Understand where you are today
The first step to getting ahead is to know where you're starting. Take stock of the attributes and skills you have today. Pick four or five things that describe your current state. Don't overthink it - just jot down what comes to mind. Here's an example of what this list could look like, though yours may be very different based on your experiences:
- Three years of development experience
- Backend focused (.NET)
- Promoted once at one employer to Software Developer II
- On a four-person development team in an organization with nine development teams
Identify the things you would like to do
The next step is to identify where you'd like to be. Think about yourself five years from now. What does success look like for you? Make another list with a few aspects of where you'd like to be. You may be shooting for a certain type of work, job title, income, company type (startup vs. big company), etc. That should be on this list.
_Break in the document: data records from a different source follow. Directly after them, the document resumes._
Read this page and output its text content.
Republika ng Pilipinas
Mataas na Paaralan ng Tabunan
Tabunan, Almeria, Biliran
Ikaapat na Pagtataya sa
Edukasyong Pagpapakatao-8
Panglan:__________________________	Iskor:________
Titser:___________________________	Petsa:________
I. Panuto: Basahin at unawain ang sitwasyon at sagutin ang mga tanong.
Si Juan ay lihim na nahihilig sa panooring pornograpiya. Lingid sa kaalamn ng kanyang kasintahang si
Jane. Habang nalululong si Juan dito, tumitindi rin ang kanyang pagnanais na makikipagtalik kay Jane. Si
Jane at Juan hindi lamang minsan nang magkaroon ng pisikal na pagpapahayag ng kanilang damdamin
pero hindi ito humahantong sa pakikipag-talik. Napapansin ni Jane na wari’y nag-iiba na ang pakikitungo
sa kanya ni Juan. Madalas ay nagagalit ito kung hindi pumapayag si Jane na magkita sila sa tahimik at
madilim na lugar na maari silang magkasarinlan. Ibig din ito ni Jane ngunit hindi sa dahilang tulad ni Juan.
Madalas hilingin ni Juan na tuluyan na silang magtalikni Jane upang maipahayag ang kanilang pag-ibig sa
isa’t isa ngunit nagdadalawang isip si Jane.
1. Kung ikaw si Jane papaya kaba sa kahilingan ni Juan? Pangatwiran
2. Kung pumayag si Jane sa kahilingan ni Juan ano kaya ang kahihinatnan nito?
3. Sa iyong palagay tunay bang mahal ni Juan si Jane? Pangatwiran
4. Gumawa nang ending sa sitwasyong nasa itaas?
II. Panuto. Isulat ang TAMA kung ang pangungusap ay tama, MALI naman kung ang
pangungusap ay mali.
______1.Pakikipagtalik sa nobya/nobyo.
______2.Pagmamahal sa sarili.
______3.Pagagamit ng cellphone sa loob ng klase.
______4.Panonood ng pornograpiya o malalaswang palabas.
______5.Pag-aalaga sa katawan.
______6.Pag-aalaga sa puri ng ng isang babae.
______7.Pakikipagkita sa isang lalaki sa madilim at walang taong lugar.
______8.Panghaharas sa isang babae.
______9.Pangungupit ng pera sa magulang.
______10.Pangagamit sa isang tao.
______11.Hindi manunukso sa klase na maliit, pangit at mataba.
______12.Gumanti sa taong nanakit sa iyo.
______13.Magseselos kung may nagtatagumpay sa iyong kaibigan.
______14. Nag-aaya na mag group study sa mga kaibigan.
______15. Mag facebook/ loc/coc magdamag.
As you make this list, it is important to remember that many influencers around you are attempting to define what success looks like. Your employer likely has career paths they want employees to follow. Your peers in your professional network likely are talking to you about what they think is important. It is good to take the thoughts of others and your employer as inputs into this decision, but ultimately you should define what success looks like for yourself. Only you can decide where you should go next in your career.
Getting from A to B
There is no formula for achieving the goals you put down on your list. As the starting place and goals will be different for everyone, we each as individuals will need to figure out our way to get to where we'd like to go. There are a few things that I have found work well, however.
First of all, you must actively attempt to make progress towards your goals. Active, intentional doing of work that puts you closer is key. Even if your goals are closely aligned with a career path provided by your employer, you won't just get there by punching the clock. You need to make attempts to stretch what you're doing daily into the things on your list of where you want to be. For example, if you are a backend developer looking to become full-stack, you could start a side project to learn about a frontend framework. Or, if there are frontend developers at your job, you could ask if you could have lunch or pair with them for an afternoon.
As you take steps that help you work towards where you want to be, you'll want to develop a system of inspecting and adapting to change as you learn from new experiences. Sitting down once every quarter or month and reflecting on what you've learned is important. You may want to keep a journal or collection of notes from the experiences you have so that you can refer back to them. Think about what you liked about the experiences, what you disliked, and if you'd want to change something. If there was a goal that you have discovered you don't value achieving, you can always replace it with a new one at this time.
As you enact this system and start to keep track of your progress, you don't want to keep it to yourself. No one succeeds in a vacuum. You will likely need to bounce ideas off of others from your learnings. Additionally, if your goals involve a different role than the one you work in now, you will need the help of others to move into that role. Don't be afraid to share your progress with your manager, your peers, or recruiters that can help you get where you want to be. Without sharing your progress with the right people, you will eventually be limited.
As you talk to those that you know can help you get that next job, don't be afraid to expand your conversations to those others that may not be able to open the door. Share your learnings with your network. If you happen to tell a former co-worker over coffee that you're learning a new skill, you never know what could come of that. They may know about an opportunity that you'd be interested in. There is a chance they may be trying to improve as well on that skill, and you can exchange knowledge.
Time to start
Since you now understand where you are starting and where you'd like to go, it is time to start the journey. You're going to make mistakes along the way - embrace them! If you start working on growing yourself today and put the regular effort in, you'll have made progress towards your goals in no time.